Take depression. If you or someone you love has experienced it, it’s safe to say it sucks. It’s natural to want to help ourselves or the other person to feel less depressed. We’ve learned there might be a chemical imbalance in the brain. Or gut. Or both. We might uncover unhelpful core beliefs or patterns of reactions tracing back to childhood. And we might try a prescription of sitting with discomfort, challenging thoughts, scheduling activities, changing diet or getting physically active. All useful things.

But sometimes we miss the basic poignant truth that people experience depression because, on some level, their life is depressing. It’s a normal, healthy reaction, and a message worth paying attention to.

Taken from this perspective, the person experiencing depression might be seen more as a canary in the mine, someone who is acutely sensitive to broader, societal pressures that affect us all. It’s not that they are aren’t resilient enough, it’s that they’re having a reaction they can’t ignore to something that isn’t healthy for any of us. Maybe they just need a smaller dose to feel it. Or maybe they have had a larger than normal dose through life events.

When we take the lens out further, we inevitably discover broader themes that transcend individual difficulties. Disadvantage, disconnection, discrimination. Unrealistic standards, expectations, stereotypes. Economic or political models that ignore the real-world stresses they generate or even rely on to meet their objectives.

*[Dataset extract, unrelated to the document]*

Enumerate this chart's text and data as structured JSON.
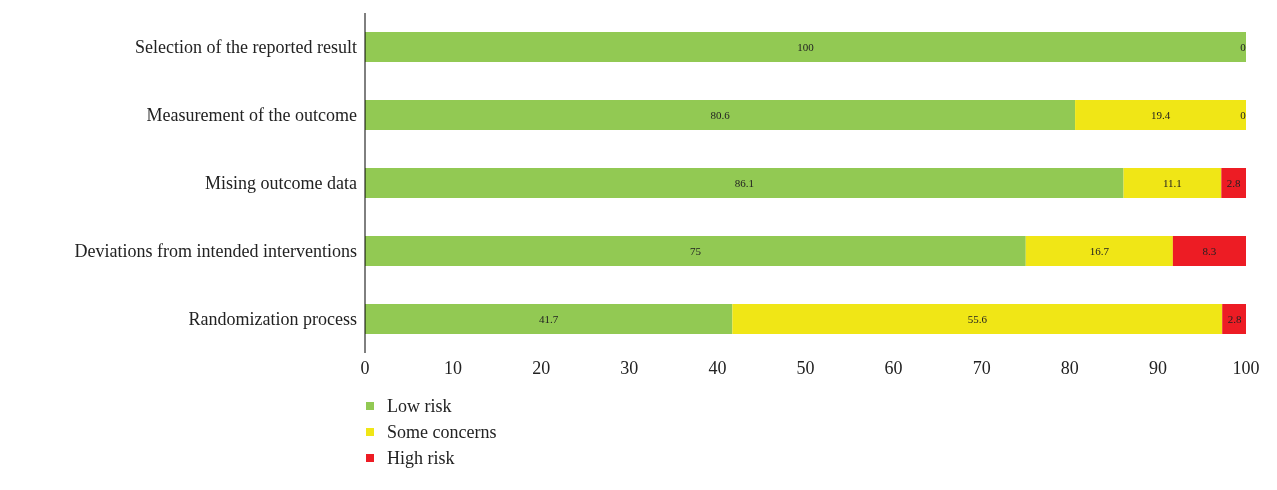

When we just focus on the individual, the canary can’t sing out to the whole mine. When we just look to alleviate individual pain, we’re more likely to miss a systemic cause. But when we get curious about what the person’s inner wisdom is telling them, we have a chance to listen to the whole message.

A little grace

We don’t talk enough about grace. Maybe it sounds too religious. Or old fashioned. Or vague. When you go down the rabbit hole there’s a wide range of definitions, from elegance of movement to the deeply spiritual, covering a great deal of ground between.

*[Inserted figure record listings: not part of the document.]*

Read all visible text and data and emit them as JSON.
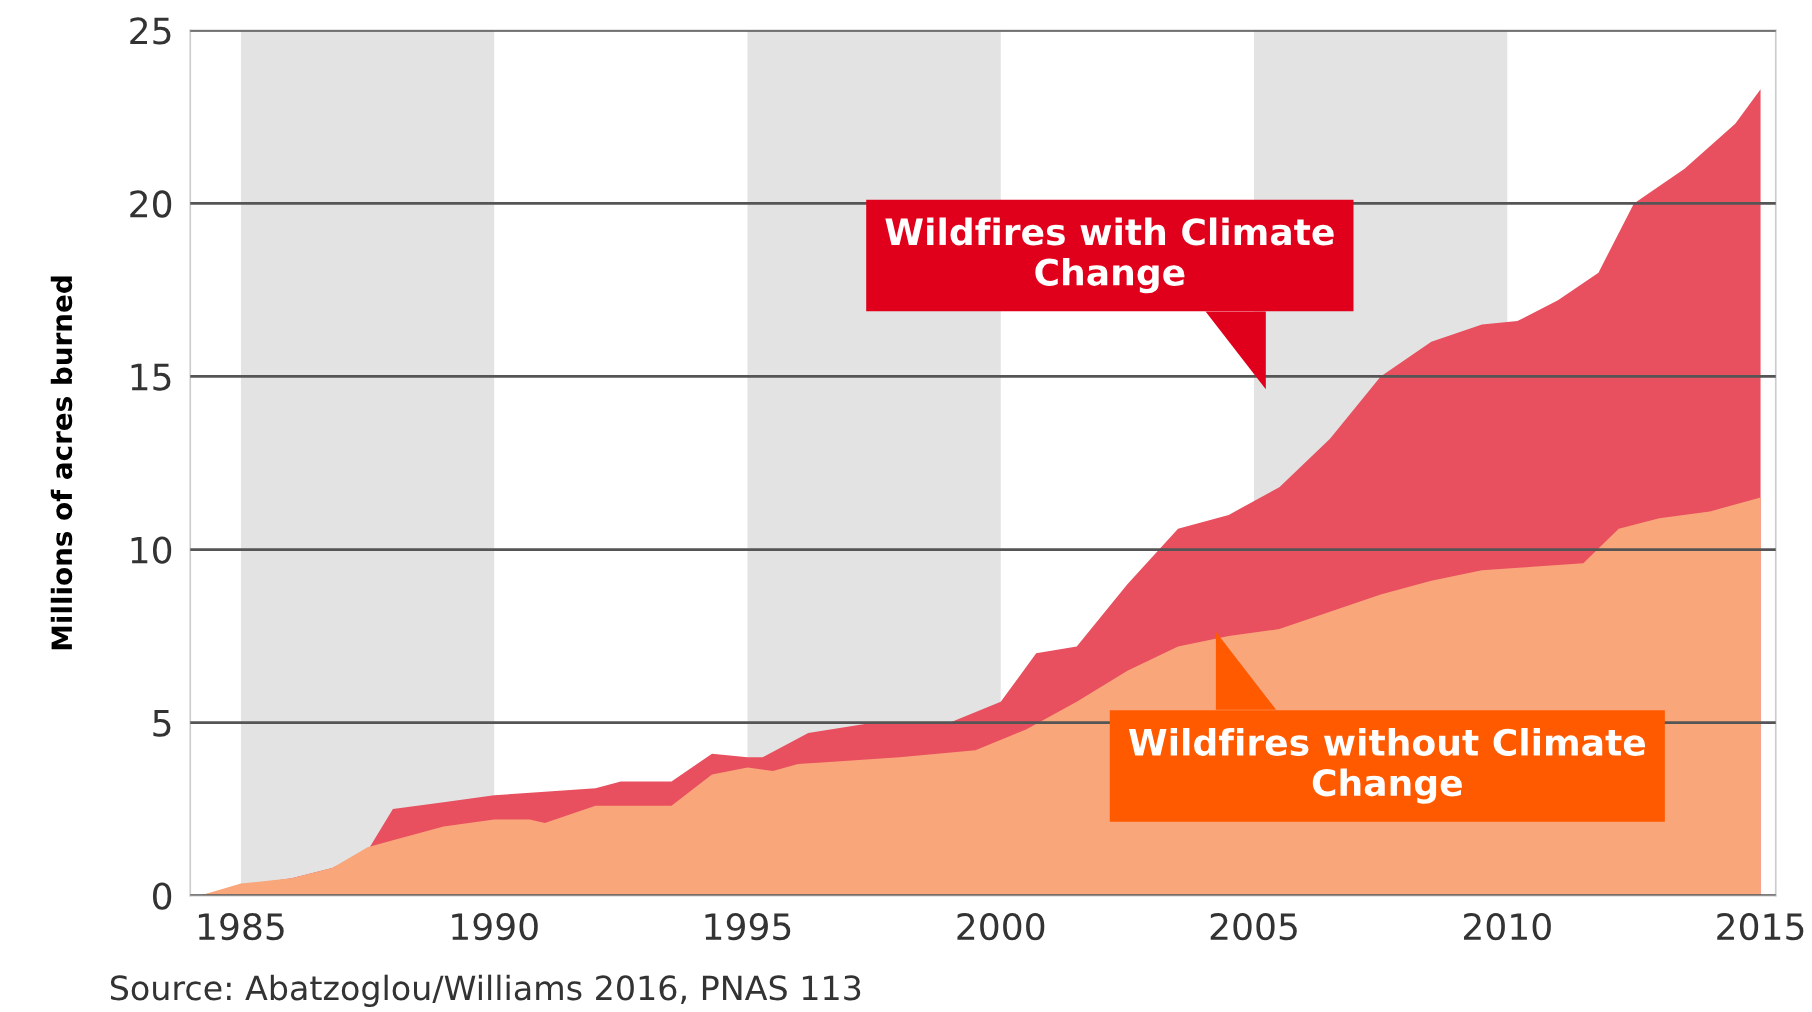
{
  "chart_data": {
    "type": "area",
    "ylabel": "Millions of acres burned",
    "annotations": [
      "Source: Abatzoglou/Williams 2016, PNAS 113"
    ],
    "series": [
      {
        "name": "Wildfires with Climate Change",
        "color": "#e8505f",
        "x": [
          1984.2,
          1985,
          1986,
          1986.8,
          1987.5,
          1988,
          1989,
          1990,
          1991,
          1992,
          1992.5,
          1993.5,
          1994.3,
          1995,
          1995.3,
          1996.2,
          1997.5,
          1999,
          2000,
          2000.7,
          2001.5,
          2002.5,
          2003.5,
          2004.5,
          2005.5,
          2006.5,
          2007.5,
          2008.5,
          2009.5,
          2010.2,
          2011,
          2011.8,
          2012.5,
          2013.5,
          2014.5,
          2015
        ],
        "values": [
          0,
          0.3,
          0.5,
          0.8,
          1.3,
          2.5,
          2.7,
          2.9,
          3.0,
          3.1,
          3.3,
          3.3,
          4.1,
          4.0,
          4.0,
          4.7,
          5.0,
          5.0,
          5.6,
          7.0,
          7.2,
          9.0,
          10.6,
          11.0,
          11.8,
          13.2,
          15.0,
          16.0,
          16.5,
          16.6,
          17.2,
          18.0,
          20.0,
          21.0,
          22.3,
          23.3
        ]
      },
      {
        "name": "Wildfires without Climate Change",
        "color": "#f9a77a",
        "x": [
          1984.2,
          1985,
          1986,
          1986.8,
          1987.5,
          1988,
          1989,
          1990,
          1990.7,
          1991,
          1992,
          1993.5,
          1994.3,
          1995,
          1995.5,
          1996,
          1998,
          1999.5,
          2000.5,
          2001.5,
          2002.5,
          2003.5,
          2004.5,
          2005.5,
          2006.5,
          2007.5,
          2008.5,
          2009.5,
          2010.5,
          2011.5,
          2012.2,
          2013,
          2014,
          2015
        ],
        "values": [
          0,
          0.35,
          0.5,
          0.8,
          1.4,
          1.6,
          2.0,
          2.2,
          2.2,
          2.1,
          2.6,
          2.6,
          3.5,
          3.7,
          3.6,
          3.8,
          4.0,
          4.2,
          4.8,
          5.6,
          6.5,
          7.2,
          7.5,
          7.7,
          8.2,
          8.7,
          9.1,
          9.4,
          9.5,
          9.6,
          10.6,
          10.9,
          11.1,
          11.5
        ]
      }
    ],
    "bands": [
      {
        "axis": "x",
        "from": 1985,
        "to": 1990,
        "color": "#e3e3e3"
      },
      {
        "axis": "x",
        "from": 1995,
        "to": 2000,
        "color": "#e3e3e3"
      },
      {
        "axis": "x",
        "from": 2005,
        "to": 2010,
        "color": "#e3e3e3"
      }
    ],
    "xlim": [
      1984,
      2015.3
    ],
    "xticks": [
      1985,
      1990,
      1995,
      2000,
      2005,
      2010,
      2015
    ],
    "ylim": [
      0,
      25
    ],
    "yticks": [
      0,
      5,
      10,
      15,
      20,
      25
    ],
    "grid": "y"
  }
}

The version that most intrigues me isn’t grand or choir-worthy. We talk of receiving feedback or an apology with grace. It’s a humble act that allows acceptance for what arises in the moment, neither grasping or rejecting, a gentle space to receive another with consideration.

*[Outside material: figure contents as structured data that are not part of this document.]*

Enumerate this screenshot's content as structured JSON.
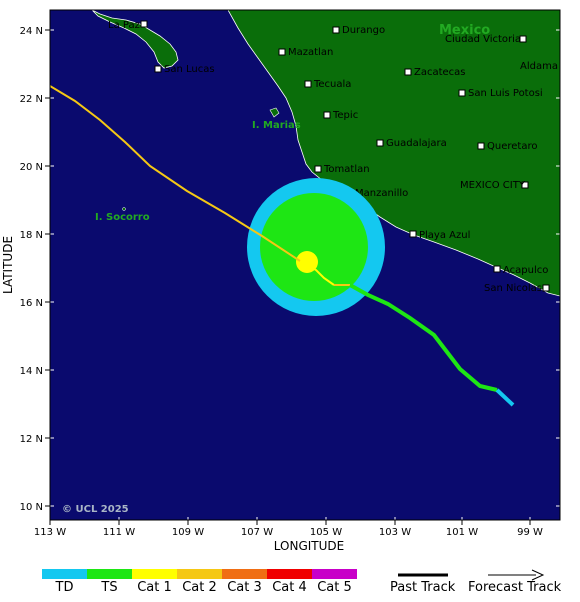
{
  "map": {
    "copyright": "© UCL 2025",
    "axis": {
      "xlabel": "LONGITUDE",
      "ylabel": "LATITUDE",
      "x_ticks": [
        "113 W",
        "111 W",
        "109 W",
        "107 W",
        "105 W",
        "103 W",
        "101 W",
        "99 W"
      ],
      "y_ticks": [
        "24 N",
        "22 N",
        "20 N",
        "18 N",
        "16 N",
        "14 N",
        "12 N",
        "10 N"
      ]
    },
    "country_label": "Mexico",
    "islands": [
      "I. Marias",
      "I. Socorro"
    ],
    "cities": [
      {
        "name": "La Paz"
      },
      {
        "name": "San Lucas"
      },
      {
        "name": "Durango"
      },
      {
        "name": "Mazatlan"
      },
      {
        "name": "Tecuala"
      },
      {
        "name": "Tepic"
      },
      {
        "name": "Zacatecas"
      },
      {
        "name": "Ciudad Victoria"
      },
      {
        "name": "Aldama"
      },
      {
        "name": "San Luis Potosi"
      },
      {
        "name": "Guadalajara"
      },
      {
        "name": "Queretaro"
      },
      {
        "name": "Tomatlan"
      },
      {
        "name": "Manzanillo"
      },
      {
        "name": "MEXICO CITY"
      },
      {
        "name": "Playa Azul"
      },
      {
        "name": "Acapulco"
      },
      {
        "name": "San Nicolas"
      }
    ],
    "legend": {
      "categories": [
        {
          "label": "TD",
          "color": "#14c8f0"
        },
        {
          "label": "TS",
          "color": "#1ee614"
        },
        {
          "label": "Cat 1",
          "color": "#ffff00"
        },
        {
          "label": "Cat 2",
          "color": "#f5c814"
        },
        {
          "label": "Cat 3",
          "color": "#f06e14"
        },
        {
          "label": "Cat 4",
          "color": "#f00000"
        },
        {
          "label": "Cat 5",
          "color": "#c800c8"
        }
      ],
      "past_track": "Past Track",
      "forecast_track": "Forecast Track"
    },
    "colors": {
      "ocean": "#0a0a6e",
      "land": "#0a6e0a"
    }
  }
}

There’s a quality of being genuinely present with a wide open awareness, rather than laser-focused inquisition, neither interrogating nor ignoring. There’s room for human messiness, where faux pas, pettiness and missteps can be held within a broader connection, without whiplash reactivity, neither condoning nor condemning.

There’s a feeling of slowing down time just a bit, making a little more room, bringing a touch of ease that might soften an otherwise heightened moment. It’s like loosening the belt of the conversation by a notch after a big meal. There’s a sense of relief. There still may be a lot to digest and actions may need to be taken. But right now both people can breathe.